We have found the perfect place to party: Manchester's Night Dive (known as "MND" for short). For some reason people seem to have weird ideas what the initials stand for. Anyway it's a really popular venue - it's really jumpin' on a Friday night into the wee small,hours. Oh, you should see the state of the clubbers when they leave the place! There are walking sticks and zimmer frames akimbo, wheelchairs with the wrong wheels on, and, as for the ventilators, they barely survive the night as the male clubbers set them up on the floor so that they lift the girls' hems, like in Some Like It Hot.
You are all welcome to join us - the fun starts at 8:00. Oh no, hold on, that's when it finishes as we all have to be back in the ward for our Horlicks by 8:30.
Be there or be square!
Dina
Trying to keep positive, but not always managing.
I once went to guys hospital for a opp and I was in the day before hand for tests. Anyway after the tests were done they said it was my time, I asked if I could go out, then I asked if it's OK to have a drink. They said don't drink loads but a beer or two would be fine. I was seventeen and came back at eleven after a couple of beers.
PS\|:- I didn't ware a hospital gown though, nor one secured with safety pins, I went for the Mummy look?
Just had my hair done yesterday, Opted out of coulours etc.
Love Terry
Love Terry
TB once said that "The forum is still the best source for friendship and information."
It will only remain so if new people post and keep us updated on things that work or don't work and tips.
Please post on old threads that are of use so that others see them and feel free to start new subjects and threads.
I expect you are all tucked up in bed now having been ejected from the nightclub for hogging the dance floor and wrecking the place.

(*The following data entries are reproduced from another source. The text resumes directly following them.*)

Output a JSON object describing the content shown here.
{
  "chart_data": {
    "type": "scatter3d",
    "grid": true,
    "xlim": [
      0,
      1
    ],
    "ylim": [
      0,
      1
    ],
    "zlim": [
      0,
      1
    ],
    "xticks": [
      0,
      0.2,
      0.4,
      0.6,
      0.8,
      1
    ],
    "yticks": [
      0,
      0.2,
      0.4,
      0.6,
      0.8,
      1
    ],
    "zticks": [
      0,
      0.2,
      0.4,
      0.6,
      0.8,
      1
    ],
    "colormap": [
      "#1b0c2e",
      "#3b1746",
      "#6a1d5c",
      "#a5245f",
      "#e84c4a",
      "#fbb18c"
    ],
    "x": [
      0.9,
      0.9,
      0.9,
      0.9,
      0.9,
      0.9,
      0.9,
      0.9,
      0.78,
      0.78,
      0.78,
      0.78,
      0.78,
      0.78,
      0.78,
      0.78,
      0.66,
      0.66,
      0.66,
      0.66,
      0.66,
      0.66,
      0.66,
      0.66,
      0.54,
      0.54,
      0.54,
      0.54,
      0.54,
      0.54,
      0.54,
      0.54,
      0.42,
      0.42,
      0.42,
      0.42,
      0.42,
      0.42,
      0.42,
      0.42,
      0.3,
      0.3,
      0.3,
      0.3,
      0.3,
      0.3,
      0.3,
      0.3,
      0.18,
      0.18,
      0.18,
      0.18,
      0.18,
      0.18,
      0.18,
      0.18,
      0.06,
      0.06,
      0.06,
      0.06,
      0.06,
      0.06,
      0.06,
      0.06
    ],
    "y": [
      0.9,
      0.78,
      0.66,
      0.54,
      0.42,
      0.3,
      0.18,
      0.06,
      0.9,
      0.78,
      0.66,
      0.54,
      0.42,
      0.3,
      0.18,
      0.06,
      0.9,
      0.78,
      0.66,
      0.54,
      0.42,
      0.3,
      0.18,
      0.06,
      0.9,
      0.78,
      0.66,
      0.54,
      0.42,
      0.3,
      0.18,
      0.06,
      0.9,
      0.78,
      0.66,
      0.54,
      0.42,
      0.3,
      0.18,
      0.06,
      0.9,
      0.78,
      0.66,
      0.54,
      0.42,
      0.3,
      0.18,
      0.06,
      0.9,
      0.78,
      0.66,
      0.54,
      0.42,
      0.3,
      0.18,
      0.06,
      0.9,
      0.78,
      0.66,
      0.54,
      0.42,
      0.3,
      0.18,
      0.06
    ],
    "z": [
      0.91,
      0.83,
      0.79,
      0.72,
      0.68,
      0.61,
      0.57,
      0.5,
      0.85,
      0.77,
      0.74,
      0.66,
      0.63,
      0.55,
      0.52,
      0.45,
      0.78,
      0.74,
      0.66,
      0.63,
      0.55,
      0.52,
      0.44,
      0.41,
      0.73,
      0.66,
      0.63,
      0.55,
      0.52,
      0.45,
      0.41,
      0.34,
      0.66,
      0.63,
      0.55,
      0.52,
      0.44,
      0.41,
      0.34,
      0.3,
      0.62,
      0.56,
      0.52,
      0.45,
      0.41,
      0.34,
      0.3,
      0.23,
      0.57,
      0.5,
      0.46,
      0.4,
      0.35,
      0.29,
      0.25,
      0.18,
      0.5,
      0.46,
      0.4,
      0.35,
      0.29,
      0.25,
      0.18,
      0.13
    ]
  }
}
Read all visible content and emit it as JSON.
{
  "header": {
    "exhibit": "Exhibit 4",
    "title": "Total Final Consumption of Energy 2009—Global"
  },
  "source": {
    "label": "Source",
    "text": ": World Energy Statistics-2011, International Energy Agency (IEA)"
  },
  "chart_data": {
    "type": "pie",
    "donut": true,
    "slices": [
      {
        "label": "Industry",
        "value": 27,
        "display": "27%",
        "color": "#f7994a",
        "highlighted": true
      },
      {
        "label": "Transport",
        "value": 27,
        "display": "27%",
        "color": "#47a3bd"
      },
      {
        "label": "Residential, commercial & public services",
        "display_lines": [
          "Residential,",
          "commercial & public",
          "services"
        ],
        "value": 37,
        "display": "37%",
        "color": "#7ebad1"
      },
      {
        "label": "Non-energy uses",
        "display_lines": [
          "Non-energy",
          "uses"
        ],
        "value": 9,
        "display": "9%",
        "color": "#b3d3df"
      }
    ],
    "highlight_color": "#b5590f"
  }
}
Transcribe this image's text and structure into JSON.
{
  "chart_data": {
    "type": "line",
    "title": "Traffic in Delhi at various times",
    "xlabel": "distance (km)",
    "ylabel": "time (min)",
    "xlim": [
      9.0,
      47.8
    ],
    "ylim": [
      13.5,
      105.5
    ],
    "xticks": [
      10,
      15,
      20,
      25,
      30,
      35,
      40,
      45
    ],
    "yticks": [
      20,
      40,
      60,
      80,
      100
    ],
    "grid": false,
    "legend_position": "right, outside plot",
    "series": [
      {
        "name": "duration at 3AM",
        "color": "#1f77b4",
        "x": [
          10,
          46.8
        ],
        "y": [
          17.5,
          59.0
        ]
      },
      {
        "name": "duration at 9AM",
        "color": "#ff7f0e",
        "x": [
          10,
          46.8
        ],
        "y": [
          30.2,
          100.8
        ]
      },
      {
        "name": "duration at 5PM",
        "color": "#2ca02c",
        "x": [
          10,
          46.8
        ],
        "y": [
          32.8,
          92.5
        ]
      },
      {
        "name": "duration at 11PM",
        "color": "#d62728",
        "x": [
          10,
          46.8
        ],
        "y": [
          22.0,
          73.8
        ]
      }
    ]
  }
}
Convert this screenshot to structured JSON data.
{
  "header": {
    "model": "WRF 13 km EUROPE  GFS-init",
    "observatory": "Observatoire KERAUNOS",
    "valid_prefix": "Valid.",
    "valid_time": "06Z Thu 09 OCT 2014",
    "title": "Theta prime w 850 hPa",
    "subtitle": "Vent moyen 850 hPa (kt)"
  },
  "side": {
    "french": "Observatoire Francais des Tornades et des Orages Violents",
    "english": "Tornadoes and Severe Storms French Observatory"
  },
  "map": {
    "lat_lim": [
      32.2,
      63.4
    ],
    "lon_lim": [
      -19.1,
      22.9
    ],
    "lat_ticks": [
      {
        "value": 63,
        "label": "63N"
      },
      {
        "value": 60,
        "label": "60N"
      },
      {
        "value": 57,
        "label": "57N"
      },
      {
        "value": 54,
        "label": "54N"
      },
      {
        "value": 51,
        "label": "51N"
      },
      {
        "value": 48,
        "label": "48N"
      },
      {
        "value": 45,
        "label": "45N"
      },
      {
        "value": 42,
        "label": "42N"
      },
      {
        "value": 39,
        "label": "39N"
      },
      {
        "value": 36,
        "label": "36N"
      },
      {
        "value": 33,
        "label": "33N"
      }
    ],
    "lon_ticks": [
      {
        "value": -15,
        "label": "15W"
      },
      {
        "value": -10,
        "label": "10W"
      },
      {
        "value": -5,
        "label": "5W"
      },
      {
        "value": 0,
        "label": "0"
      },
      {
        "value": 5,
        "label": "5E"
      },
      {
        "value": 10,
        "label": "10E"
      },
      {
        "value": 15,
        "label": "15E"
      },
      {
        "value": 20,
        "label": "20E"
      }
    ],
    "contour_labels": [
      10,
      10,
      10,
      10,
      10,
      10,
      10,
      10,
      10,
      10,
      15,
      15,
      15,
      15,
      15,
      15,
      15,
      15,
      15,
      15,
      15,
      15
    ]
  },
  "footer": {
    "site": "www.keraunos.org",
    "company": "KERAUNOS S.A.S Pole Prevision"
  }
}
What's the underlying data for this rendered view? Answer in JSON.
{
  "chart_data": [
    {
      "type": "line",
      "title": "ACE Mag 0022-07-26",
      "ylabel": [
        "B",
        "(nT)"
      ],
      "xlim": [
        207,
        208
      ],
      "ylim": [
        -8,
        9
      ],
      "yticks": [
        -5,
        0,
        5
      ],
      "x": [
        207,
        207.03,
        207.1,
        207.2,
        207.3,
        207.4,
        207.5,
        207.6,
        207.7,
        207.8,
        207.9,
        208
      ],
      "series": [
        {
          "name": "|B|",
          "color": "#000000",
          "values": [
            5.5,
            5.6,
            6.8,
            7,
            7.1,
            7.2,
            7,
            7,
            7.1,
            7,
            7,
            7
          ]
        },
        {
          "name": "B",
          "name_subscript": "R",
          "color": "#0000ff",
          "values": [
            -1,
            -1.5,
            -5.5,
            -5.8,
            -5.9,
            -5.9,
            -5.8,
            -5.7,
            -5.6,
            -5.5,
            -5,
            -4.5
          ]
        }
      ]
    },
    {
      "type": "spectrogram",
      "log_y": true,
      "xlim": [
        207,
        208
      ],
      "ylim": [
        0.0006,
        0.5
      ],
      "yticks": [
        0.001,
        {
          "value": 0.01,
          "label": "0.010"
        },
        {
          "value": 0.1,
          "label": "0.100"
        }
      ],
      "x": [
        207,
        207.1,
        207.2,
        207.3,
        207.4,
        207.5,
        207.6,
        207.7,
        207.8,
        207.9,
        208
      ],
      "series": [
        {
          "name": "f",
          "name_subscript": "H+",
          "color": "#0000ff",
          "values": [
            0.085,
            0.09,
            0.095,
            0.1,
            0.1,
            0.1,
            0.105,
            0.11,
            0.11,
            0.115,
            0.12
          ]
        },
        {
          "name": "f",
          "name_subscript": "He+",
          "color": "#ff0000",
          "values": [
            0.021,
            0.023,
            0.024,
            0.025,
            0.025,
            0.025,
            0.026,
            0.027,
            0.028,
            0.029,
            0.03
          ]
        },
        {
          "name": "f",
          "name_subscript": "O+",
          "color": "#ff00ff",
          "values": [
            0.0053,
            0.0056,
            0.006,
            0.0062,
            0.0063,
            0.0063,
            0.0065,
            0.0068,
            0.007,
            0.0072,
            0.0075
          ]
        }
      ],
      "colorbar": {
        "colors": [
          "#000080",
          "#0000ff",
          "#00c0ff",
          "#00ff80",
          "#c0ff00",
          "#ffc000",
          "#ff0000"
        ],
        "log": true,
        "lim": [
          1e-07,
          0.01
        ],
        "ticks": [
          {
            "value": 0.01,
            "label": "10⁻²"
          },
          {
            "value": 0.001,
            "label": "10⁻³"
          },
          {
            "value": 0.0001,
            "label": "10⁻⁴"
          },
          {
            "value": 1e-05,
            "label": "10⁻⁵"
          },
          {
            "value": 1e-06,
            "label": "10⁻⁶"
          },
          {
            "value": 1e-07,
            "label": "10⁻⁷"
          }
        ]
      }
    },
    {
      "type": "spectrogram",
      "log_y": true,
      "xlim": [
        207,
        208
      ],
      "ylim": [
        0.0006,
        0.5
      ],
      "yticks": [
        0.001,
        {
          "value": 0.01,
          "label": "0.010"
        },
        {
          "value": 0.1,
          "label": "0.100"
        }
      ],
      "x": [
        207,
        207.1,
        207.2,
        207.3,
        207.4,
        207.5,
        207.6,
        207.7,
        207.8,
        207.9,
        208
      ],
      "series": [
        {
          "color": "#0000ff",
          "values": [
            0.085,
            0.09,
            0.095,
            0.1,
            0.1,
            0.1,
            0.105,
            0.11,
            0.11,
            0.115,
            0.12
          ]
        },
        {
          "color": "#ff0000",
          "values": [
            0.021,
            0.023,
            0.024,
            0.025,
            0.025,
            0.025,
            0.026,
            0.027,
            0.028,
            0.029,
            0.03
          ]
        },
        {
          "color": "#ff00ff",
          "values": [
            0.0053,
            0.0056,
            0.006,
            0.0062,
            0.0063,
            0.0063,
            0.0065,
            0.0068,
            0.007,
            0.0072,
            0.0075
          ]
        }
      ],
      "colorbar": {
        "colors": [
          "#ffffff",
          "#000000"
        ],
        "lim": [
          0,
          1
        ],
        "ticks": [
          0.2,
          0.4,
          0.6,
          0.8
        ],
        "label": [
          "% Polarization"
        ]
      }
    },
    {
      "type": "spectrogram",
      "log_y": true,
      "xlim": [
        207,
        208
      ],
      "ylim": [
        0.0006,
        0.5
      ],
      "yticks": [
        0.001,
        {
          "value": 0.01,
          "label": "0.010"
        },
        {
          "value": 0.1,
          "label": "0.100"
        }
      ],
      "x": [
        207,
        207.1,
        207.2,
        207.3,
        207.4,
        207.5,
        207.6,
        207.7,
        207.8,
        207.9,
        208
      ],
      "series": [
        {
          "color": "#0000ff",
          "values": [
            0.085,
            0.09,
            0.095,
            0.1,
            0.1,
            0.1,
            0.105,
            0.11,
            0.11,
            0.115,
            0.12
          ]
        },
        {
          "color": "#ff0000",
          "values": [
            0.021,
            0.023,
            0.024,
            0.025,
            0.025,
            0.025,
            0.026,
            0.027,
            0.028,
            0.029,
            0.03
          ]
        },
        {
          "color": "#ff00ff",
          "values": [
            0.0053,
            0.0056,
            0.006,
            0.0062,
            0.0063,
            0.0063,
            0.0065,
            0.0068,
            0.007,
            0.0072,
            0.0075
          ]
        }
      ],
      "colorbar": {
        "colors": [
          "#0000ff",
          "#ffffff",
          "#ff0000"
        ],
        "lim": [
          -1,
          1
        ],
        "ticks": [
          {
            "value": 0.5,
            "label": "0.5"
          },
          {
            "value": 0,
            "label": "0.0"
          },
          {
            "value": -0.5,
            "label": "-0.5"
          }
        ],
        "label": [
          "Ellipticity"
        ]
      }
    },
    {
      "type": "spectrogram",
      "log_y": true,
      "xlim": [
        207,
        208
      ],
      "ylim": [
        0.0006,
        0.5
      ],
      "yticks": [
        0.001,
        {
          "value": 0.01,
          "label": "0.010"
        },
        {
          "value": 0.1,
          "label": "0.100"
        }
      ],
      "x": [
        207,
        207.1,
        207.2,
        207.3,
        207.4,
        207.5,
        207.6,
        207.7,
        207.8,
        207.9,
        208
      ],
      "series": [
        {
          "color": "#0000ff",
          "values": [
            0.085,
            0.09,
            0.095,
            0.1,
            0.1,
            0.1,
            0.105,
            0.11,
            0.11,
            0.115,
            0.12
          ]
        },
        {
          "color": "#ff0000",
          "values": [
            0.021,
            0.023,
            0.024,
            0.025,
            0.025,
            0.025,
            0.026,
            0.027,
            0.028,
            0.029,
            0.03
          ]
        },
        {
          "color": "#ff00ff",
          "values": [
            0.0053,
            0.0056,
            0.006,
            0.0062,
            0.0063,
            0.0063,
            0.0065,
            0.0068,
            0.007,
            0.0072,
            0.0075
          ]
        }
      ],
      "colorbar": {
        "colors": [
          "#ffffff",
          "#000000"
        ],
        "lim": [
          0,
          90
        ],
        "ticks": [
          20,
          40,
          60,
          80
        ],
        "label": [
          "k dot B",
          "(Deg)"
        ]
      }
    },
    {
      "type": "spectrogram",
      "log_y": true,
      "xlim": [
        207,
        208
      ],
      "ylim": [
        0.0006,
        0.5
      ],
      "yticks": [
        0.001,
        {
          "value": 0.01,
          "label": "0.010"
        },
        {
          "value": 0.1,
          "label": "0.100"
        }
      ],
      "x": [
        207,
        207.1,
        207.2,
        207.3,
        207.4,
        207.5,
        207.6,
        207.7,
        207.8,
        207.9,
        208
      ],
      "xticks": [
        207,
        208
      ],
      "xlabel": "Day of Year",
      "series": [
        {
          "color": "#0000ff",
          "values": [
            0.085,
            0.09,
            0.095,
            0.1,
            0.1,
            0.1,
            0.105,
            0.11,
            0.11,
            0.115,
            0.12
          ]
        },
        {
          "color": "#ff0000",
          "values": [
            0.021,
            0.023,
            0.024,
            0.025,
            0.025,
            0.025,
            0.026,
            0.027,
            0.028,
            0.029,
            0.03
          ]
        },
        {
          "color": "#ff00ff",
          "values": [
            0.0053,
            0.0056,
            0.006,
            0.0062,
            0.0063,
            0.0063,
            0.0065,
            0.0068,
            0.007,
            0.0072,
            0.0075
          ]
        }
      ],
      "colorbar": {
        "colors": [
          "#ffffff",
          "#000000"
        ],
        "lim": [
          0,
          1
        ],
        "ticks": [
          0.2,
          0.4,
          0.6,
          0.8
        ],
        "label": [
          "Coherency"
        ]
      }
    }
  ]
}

You are now permanently banned from the establishment and your card has been marked as Mad Naughty Dame from Manchester.
Thank you for putting a smile on my face before bed.
Going to the disco sounds great! I don't think I've been to one since the 1980s (or possibly the early 90's LOL).
I've just got to dig out my rara skirt and my boob tube and I'll be good to go.
Also, I won't forget the glow sticks - but perhaps I'll give the head-bopper a miss this time (anyone remember those? LOL). I'm going to the trouble of getting my hair crimped, and I don't want risk ruining it by getting it caught up in the boppers while I'm dancing. LOL
The days of me breakdancing, body popping and doing the can-can are long gone - but as for wheelchair line dancing and doing the wheelchair conga, I say bring it on! - and, of course, we could also do a wheelchair dance around our handbags too! LOL
See you there on Friday night! I expect that the last time most of the gentlemen of this forum went to a disco was way back in the 1970's, and so if any of them do show up, I wouldn't be surprised if they are all wearing platform shoes, flares and wide collars! LOL ... and hopefully the DJ will be prepared for requests to play those 1970’s disco classics 'Stayin Alive', 'DancIng Queen' and 'Boogie Wonderland'.
Hi Dina,
Thank you for putting a smile on my face before bed.
Love,
Barry x
I'm pleased you liked it, Barry. Does that mean you'll be there? We're all desperate to see your dreadlocks. Did you choose the rainbow ones? Ha ha ha.
Dina
Trying to keep positive, but not always managing.